Témoignage: “Je suis accompagnante sexuelle”
L’accompagnement sexuel est un moment d’intimité offert à une personne en situation de handicap en demande de relations sexuelles. En Belgique, ils sont 15 accompagnants francophones et 15 néerlandophones à proposer ce service, cadré par l’ASBL Aditi. Parmi eux, Michèle, 38 ans.
“C’est suite à un reportage télé que j’ai pris contact avec l’association Aditi. C’était à une époque où je ressentais l’envie de donner une autre direction à ma vie, à côté de mon travail. J’avais besoin de combler quelque chose dans l’équation ‘donner et recevoir’. Impressionnée par le projet très humain et le sérieux de l’ASBL, je voulais savoir quelle était la structure qui la sous-tendait. Ma décision prise – après une longue période de réflexion -, j’ai entamé un cycle de formations sur les spécificités de la sexualité des personnes en situation de handicap”.

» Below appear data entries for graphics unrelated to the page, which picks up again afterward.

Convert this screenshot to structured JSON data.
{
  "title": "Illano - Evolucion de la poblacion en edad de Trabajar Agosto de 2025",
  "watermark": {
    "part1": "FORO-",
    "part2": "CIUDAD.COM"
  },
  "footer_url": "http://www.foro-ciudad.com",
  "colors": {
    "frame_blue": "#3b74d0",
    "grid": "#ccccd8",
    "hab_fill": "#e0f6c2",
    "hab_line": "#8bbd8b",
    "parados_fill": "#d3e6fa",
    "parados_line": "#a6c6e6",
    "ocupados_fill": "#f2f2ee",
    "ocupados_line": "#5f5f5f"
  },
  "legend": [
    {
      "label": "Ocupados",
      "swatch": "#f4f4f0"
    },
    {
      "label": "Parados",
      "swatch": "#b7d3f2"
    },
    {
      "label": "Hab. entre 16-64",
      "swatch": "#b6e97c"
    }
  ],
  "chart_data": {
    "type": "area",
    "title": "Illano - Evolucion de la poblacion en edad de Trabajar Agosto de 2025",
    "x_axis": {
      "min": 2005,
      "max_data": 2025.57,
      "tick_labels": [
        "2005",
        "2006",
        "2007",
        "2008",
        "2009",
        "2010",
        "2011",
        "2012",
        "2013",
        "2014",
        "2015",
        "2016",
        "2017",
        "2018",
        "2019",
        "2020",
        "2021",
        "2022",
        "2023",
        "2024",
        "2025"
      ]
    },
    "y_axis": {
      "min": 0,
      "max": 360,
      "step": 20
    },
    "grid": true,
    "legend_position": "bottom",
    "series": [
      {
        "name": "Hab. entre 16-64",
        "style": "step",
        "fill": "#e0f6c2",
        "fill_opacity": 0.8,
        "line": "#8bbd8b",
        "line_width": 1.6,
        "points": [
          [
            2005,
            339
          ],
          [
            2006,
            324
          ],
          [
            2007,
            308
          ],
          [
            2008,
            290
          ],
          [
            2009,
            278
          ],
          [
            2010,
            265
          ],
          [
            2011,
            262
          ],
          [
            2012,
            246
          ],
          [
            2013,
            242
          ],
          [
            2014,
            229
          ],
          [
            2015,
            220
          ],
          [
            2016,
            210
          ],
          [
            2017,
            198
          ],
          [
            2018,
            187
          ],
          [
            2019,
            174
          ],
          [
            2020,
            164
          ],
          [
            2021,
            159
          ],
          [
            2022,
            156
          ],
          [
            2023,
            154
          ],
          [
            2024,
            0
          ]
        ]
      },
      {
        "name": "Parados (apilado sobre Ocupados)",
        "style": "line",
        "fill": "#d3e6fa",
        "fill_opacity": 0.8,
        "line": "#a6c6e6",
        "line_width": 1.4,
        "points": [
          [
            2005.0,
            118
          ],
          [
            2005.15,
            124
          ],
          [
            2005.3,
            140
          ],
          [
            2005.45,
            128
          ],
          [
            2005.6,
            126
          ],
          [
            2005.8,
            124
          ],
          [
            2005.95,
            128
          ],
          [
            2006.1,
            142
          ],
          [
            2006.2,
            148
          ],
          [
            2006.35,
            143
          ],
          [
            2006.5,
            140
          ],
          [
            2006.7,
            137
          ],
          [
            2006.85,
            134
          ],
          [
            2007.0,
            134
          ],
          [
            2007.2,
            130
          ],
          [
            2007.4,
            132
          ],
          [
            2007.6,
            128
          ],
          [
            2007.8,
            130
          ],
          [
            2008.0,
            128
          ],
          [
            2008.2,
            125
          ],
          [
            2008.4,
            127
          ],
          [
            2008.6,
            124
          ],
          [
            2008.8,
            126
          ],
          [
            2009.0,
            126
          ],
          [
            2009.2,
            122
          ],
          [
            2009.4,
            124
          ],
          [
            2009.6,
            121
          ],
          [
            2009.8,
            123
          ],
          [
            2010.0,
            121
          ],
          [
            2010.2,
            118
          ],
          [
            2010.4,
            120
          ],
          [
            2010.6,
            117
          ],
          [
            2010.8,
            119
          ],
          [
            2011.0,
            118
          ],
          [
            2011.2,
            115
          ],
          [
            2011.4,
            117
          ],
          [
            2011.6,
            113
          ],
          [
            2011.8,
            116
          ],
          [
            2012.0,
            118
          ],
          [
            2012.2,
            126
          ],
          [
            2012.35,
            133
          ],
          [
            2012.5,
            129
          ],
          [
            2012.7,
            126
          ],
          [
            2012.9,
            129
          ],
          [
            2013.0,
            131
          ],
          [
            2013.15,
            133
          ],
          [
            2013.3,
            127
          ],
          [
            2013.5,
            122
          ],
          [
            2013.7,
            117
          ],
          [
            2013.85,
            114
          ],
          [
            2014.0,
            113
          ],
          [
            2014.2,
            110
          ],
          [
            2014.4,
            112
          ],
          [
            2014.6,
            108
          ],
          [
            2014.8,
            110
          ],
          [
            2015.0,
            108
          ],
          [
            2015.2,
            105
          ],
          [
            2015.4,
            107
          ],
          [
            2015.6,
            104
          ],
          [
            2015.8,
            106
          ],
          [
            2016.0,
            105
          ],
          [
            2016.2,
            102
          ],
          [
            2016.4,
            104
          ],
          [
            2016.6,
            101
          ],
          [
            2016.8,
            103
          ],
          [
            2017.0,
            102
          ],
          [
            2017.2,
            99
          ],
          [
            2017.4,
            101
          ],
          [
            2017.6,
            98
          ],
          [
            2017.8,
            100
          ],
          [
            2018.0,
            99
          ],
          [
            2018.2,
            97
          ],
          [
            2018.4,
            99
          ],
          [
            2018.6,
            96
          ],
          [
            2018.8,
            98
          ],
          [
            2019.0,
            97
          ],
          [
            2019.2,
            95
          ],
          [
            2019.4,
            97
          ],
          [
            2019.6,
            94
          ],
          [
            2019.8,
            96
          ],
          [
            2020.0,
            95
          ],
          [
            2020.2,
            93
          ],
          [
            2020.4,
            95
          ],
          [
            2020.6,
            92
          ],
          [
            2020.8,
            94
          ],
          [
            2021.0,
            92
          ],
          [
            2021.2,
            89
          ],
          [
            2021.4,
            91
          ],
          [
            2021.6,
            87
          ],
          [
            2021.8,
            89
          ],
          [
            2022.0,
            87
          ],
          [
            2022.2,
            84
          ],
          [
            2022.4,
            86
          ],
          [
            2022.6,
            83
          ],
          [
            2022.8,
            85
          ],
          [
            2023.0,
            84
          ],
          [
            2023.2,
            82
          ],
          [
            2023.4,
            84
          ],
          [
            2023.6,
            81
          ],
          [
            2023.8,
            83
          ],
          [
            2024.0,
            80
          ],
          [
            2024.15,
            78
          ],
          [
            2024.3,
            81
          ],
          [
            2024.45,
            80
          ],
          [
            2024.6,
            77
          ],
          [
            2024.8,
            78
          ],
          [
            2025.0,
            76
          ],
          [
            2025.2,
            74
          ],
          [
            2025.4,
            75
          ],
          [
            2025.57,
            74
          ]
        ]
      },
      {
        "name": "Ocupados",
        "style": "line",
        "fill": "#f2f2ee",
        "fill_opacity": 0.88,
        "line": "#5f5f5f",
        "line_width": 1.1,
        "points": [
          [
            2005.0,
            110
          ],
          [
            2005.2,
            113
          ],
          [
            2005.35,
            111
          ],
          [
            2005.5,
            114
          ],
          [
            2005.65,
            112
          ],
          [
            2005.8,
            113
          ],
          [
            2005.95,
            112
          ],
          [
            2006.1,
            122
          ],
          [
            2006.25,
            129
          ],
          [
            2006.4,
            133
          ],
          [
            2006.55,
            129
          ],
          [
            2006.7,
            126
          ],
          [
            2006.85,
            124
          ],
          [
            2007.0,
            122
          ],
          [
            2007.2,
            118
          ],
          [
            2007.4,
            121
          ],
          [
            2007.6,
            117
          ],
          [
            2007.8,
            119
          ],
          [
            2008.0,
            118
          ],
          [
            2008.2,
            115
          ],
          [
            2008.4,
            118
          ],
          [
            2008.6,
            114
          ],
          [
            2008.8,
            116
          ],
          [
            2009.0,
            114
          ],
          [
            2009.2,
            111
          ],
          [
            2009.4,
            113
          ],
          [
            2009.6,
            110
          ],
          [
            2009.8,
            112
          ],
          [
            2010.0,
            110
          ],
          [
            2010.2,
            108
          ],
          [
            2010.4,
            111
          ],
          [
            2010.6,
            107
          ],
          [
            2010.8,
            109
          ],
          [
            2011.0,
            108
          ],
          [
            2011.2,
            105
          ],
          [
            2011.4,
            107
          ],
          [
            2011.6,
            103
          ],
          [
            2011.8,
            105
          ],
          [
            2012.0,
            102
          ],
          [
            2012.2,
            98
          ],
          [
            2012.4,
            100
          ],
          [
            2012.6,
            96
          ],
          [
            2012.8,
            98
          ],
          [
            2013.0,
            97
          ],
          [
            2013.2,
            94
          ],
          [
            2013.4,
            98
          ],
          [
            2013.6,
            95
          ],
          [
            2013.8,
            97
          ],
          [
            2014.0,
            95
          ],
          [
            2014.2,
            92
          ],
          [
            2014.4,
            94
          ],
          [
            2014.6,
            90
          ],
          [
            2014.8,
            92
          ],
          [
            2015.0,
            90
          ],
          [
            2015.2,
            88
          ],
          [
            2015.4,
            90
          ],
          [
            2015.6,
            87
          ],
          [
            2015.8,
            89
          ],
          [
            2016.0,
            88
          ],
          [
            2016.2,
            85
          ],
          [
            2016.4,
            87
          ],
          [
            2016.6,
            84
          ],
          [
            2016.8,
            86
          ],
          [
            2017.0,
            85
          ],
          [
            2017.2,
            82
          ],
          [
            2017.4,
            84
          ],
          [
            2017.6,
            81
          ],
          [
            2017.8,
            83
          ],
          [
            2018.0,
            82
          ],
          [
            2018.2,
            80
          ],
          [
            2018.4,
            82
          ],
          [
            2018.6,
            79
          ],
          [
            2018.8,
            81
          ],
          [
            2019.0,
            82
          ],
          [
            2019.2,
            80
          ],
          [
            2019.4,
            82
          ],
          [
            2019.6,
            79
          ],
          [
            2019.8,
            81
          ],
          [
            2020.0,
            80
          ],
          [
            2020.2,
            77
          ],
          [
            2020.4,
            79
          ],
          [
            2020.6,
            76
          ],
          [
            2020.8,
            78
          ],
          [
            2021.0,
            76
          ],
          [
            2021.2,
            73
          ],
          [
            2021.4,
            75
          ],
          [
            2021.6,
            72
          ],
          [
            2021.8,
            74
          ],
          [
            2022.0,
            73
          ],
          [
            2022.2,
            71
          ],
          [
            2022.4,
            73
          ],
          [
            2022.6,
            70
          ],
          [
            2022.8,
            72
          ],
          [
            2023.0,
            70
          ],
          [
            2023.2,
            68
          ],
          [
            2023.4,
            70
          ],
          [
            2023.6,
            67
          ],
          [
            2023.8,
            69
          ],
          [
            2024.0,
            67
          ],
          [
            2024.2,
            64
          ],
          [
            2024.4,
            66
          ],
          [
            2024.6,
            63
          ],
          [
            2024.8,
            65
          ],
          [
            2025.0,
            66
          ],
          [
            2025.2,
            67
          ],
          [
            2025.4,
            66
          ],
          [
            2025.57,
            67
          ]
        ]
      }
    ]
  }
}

Ce n’est qu’au bout d’un an et demi qu’Aditi propose à Michèle d’assurer sa première prestation, chez un homme atteint d’autisme profond. “Très nerveux au début, il s’est détendu petit à petit, parce que j’avais pris le temps de le laisser me toucher. Avant de partir, sa mère m’a prise dans les bras pour me remercier. Ce moment a été très précieux pour moi. J’ai vu que je pouvais aider quelqu’un en lui offrant un peu de tendresse et de plaisir. Chez ceux que je fréquente régulièrement, je vois le changement: ils deviennent plus calmes et épanouis. Son handicap oublié, la personne se sent écoutée et considérée. Les médecins, les infirmières ou les familles nous font remarquer ces changements”.
Accompagnement sexuel ou prostitution
“J’ai beaucoup de respect pour les travailleurs du sexe, nous dit Michèle, mais les critères des deux activités sont différents. Dans la prostitution, la motivation, c’est l’argent. Dans l’accompagnement sexuel, il s’agit de soins, des besoins d’intimité et de bien-être des personnes en situation de handicap. Les institutions et Aditi essaient de combler ces aspects en gérant le processus qui va de la demande à la prestation concrète. Aditi envoie un accompagnateur et si le déclic ne se fait pas, la prestation ne se réalise pas”.
Faire preuve d’humanité
Celui ou celle qui collaborerait avec Aditi pour des raisons purement matérielles ne tiendrait pas le coup sur la durée. “Il faut se sentir bien dans sa peau et faire preuve de beaucoup d’humanité pour pouvoir le faire. D’ailleurs, les personnes en situation de handicap qui ont un sens très particulier des rapports humains, comme les autistes, ressentent immédiatement si quelqu’un n’est pas sincère avec eux. Dans ce cas, elles bloquent. D’autre part, il n’y a pas suffisamment de demandes pour que l’on puisse vivre de cette activité. On reçoit 100€ pour un accompagnement. Il faut se déplacer vers l’institution où vit la personne ou chez elle… Après chaque prestation, on appelle Aditi pour un feedback qui est toujours intégré dans un cadre de soins et de bien-être géré par des professionnels. Tout cela prend minimum trois heures”.
Michèle nous explique que la pratique lui apporte beaucoup sur le plan personnel. “Quand on me dit: ‘Vous ne vous rendez pas compte du cadeau que vous me faites’, je suis comblée par tant de gentillesse et de sincérité. Cela me porte et me donne de l’énergie positive. J’ai toujours été touchée par les personnes fragilisées. Qu’elles soient handicapées, âgées ou simplement ‘différentes’, j’y vois des êtres humains uniques”.
Un autre métier
Tous les accompagnants sexuels ont un métier. C’est d’ailleurs une exigence d’Aditi. “Il peut se passer plusieurs semaines sans être appelé. Même si c’est lourd émotionnellement, cette collaboration me convient toujours après six ans de pratique car je me sens valorisée en sentant que j’apporte un peu de lumière à quelqu’un”.
La réaction de l’entourage
“J’ai préféré ne pas en parler à mes enfants. Et si mon mari n’avait pas été d’accord, je ne me serais pas lancée dans cette aventure. La seule limite que nous avons fixée ensemble, c’est d’éviter les gestes trop intimes, comme celui d’embrasser. Cette activité m’a appris à aller vers l’essentiel et ne plus me gâcher la vie avec des petits problèmes. Les personnes en situation de handicap que je fréquente me transmettent leur courage et leur joie de vivre. Leur sens de l’humour, leur sincérité et leur tendresse sont de vraies leçons de vie, dont je m’enrichis”.